Rey yang belum sempat bicara, langsung memukul bahu Renata.
Tapi gadis itu, menghindar dan lari menjauh dari Rey. cowok itu langsung menyusul Renata.
Cowok itu menarik tali tas Renata dengan lembut. Renata berontak.
Akhirnya, mereka tertawa bersama. Rey mensejajarkan dirinya dengan Renata.
"Lo tahu aja kalau aku bakal ngajak Lo lagi." tawa Rey melihat wajah Renata yang penuh keringat, tapi itu yang Rey suka dari gadis itu..
"Gue ogah ikutan lo lagi. bisa bisa gue mati sebelum nikah," sambut Renata mengusap cucuran keringatnya dengan tangan.
Ia lupa tidak membawa tissue muka, terpaksa tangannya yang mengeringkan keringatnya.
"Lo penasaran nggak? sama nenek itu!" kata Rey sambil memegang tali tas Renata.
"Penasaran sih tapi, nggak mau lagi ah.
nyari mati aja." ujar Renata yang berusaha melepaskan tangan Rey yang memegang tasnya.
Awalnya.
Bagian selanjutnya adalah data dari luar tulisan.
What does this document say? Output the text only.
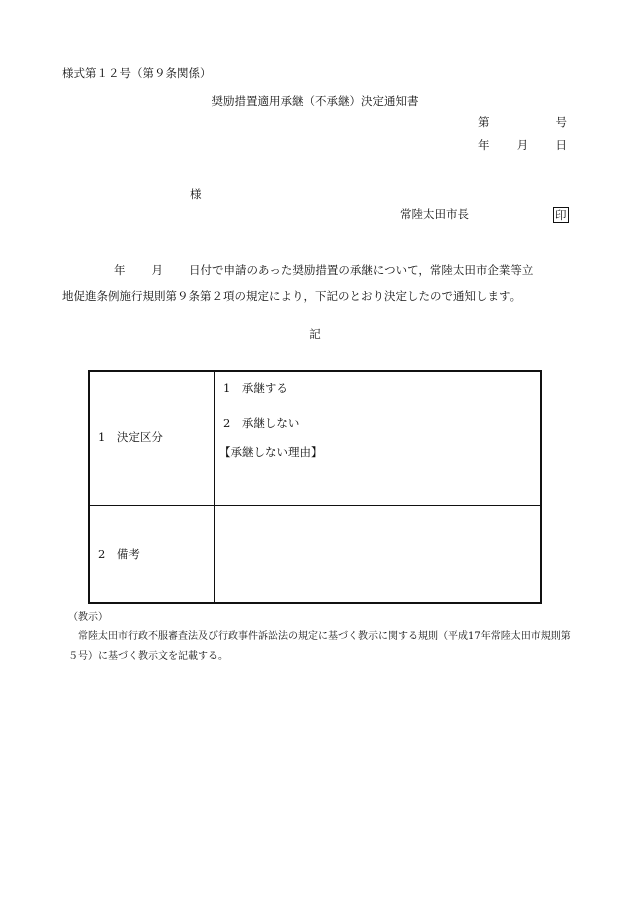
様式第１２号（第９条関係）
奨励措置適用承継（不承継）決定通知書
第	号
年 月 日
様
常陸太田市長	印
年 月 日付で申請のあった奨励措置の承継について，常陸太田市企業等立
地促進条例施行規則第９条第２項の規定により，下記のとおり決定したので通知します。
記
1　決定区分
1　承継する
2　承継しない
【承継しない理由】
2　備考
（教示）
常陸太田市行政不服審査法及び行政事件訴訟法の規定に基づく教示に関する規則（平成17年常陸太田市規則第５号）に基づく教示文を記載する。
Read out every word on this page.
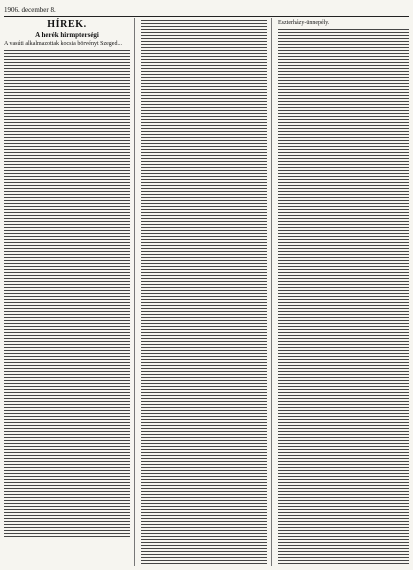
1906. december 8.
HÍREK.
A herék hirmpterségi
A vasúti alkalmazottak kocsia börvényt Szeged...
Eszterházy-ünnepély.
Rey tidak melepaskan, Renata merasa gemas akhirnya ia mencubit lengan Rey dengan kuat.
Rey tidak menduga itu. Langsung melepaskan pegangan dari tas Renata.
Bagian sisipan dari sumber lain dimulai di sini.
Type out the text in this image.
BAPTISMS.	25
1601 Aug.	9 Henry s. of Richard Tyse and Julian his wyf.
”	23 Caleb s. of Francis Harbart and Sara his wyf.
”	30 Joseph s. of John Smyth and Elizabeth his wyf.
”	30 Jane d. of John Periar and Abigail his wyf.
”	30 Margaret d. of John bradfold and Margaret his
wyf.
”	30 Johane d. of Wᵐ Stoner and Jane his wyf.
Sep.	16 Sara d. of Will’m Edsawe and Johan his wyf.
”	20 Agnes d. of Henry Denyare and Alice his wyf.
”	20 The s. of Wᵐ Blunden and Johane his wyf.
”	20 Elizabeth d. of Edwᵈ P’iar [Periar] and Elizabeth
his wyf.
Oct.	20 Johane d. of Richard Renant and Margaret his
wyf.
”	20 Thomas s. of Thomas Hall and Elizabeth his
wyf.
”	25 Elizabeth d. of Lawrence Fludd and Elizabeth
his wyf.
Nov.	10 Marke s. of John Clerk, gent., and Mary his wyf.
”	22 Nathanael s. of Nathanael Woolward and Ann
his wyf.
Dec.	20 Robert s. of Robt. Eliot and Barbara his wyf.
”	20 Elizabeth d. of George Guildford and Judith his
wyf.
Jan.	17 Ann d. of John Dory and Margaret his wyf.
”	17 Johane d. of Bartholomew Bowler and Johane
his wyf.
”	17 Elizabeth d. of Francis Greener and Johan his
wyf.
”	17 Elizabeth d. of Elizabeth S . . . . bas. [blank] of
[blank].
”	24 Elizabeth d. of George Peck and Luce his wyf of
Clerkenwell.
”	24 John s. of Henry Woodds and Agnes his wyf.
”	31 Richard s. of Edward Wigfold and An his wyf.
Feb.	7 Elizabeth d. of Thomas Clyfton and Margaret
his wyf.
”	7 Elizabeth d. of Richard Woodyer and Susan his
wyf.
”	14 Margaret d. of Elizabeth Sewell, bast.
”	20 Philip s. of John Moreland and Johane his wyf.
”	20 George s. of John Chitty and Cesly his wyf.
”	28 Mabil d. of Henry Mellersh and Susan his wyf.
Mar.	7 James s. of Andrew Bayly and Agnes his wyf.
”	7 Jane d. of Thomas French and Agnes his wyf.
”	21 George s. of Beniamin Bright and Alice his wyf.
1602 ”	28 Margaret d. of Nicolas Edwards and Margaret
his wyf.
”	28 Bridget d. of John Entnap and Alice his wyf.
Rey, langsung mencubit pipi Renata gemas. Renata marah ia memukul bahu Rey.
Rey tertawa renyah. Saat melihat gadis manis itu marah dan memukul bahunya.
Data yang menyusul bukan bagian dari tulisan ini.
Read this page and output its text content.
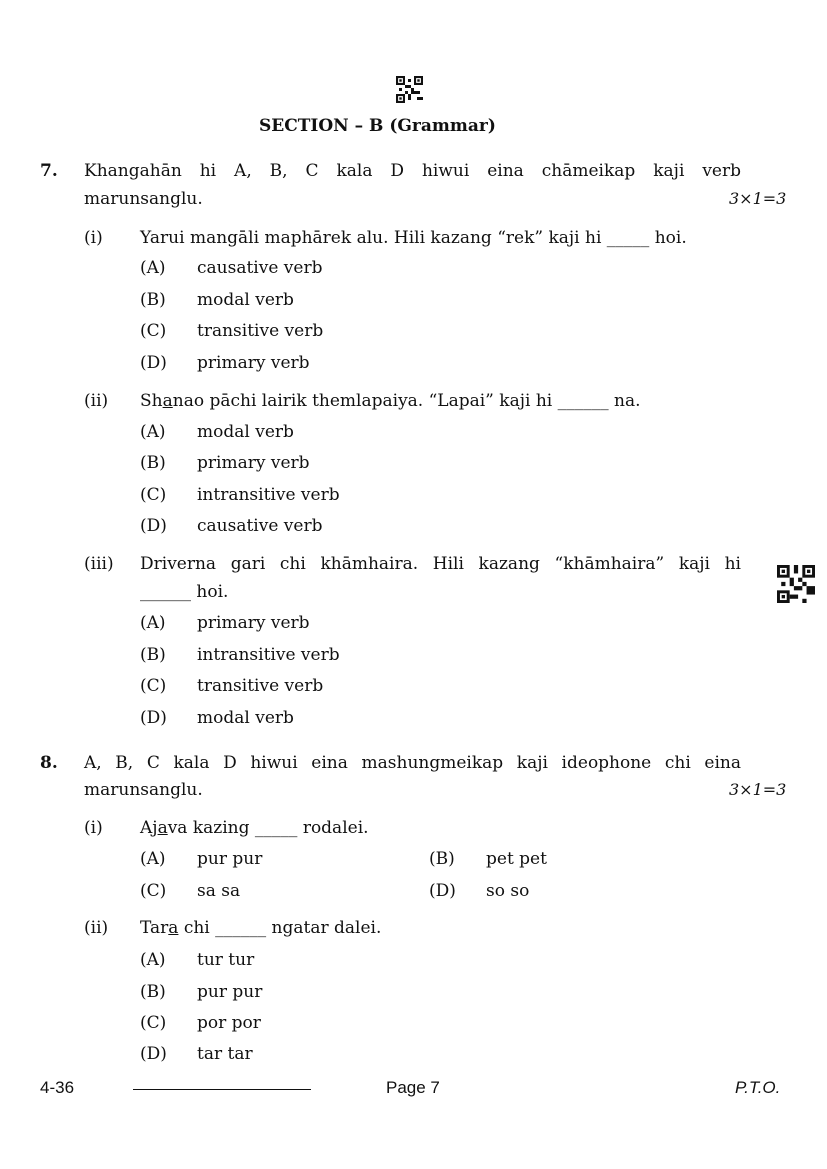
SECTION – B (Grammar)
7. Khangahān hi A, B, C kala D hiwui eina chāmeikap kaji verb
marunsanglu.	3×1=3
(i) Yarui mangāli maphārek alu. Hili kazang “rek” kaji hi _____ hoi.
(A) causative verb
(B) modal verb
(C) transitive verb
(D) primary verb
(ii) Shanao pāchi lairik themlapaiya. “Lapai” kaji hi ______ na.
(A) modal verb
(B) primary verb
(C) intransitive verb
(D) causative verb
(iii) Driverna gari chi khāmhaira. Hili kazang “khāmhaira” kaji hi
______ hoi.
(A) primary verb
(B) intransitive verb
(C) transitive verb
(D) modal verb
8. A, B, C kala D hiwui eina mashungmeikap kaji ideophone chi eina
marunsanglu.	3×1=3
(i) Ajava kazing _____ rodalei.
(A) pur pur	(B) pet pet
(C) sa sa	(D) so so
(ii) Tara chi ______ ngatar dalei.
(A) tur tur
(B) pur pur
(C) por por
(D) tar tar
4-36	Page 7	P.T.O.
tidak sakit, kerena Renata hanya memukul pelan saja.
Siang hari yang panas, jalan yang penuh dengan aspal yang terkelupas tidak membuat keduanya lelah.
Mereka asyik bercanda riang. kendaraan roda dua maupun roda empat hilir mudik.
Renata maupun Rey tidak berusaha menghentikan kendaraan roda empat, mereka malah asyik berjalan.
Teman teman, yang lain sudah sampai rumah masing masing.
Rey dan Renata baru saja, melewati kp Babakan karet, perjalanan masih panjang.
Mereka berdua, akan melewati tanjakan pasir muhun.
sebuah tanjakan yang sepi, kerena masih ditumbuhi tumbuhan semak belukar.
Pohon yang ditanam, rata rata pohon mahoni, kecapi, dan pohon pohon lainnya.
"Kamu berani pulang ke rumahmu?" tanya Rey ketika meraka telah sampai di rumah Rey.
kedua orang tua Rey menyambut mereka dengan ramahnya.
Renata merasa menemukan orang tua, seperti orang sendiri. Di rumah itu Renata diajak makan dan istirahat.
Tidak lama kemudian ibu Renata Vinda menjemput putrinya.
Ibu Vinda dan ibunya Rey, sebenarnya teman waktu SMA. Pantas saja, Renata disambut begitu hangat oleh ibunya Rey.
Jam 16.00 Renata sampai ke rumah. Di rumah ayahnya belum pulang.
Ibu Vinda dan Renata, akhirnya masuk dapur untuk masak kesukaan ayahnya.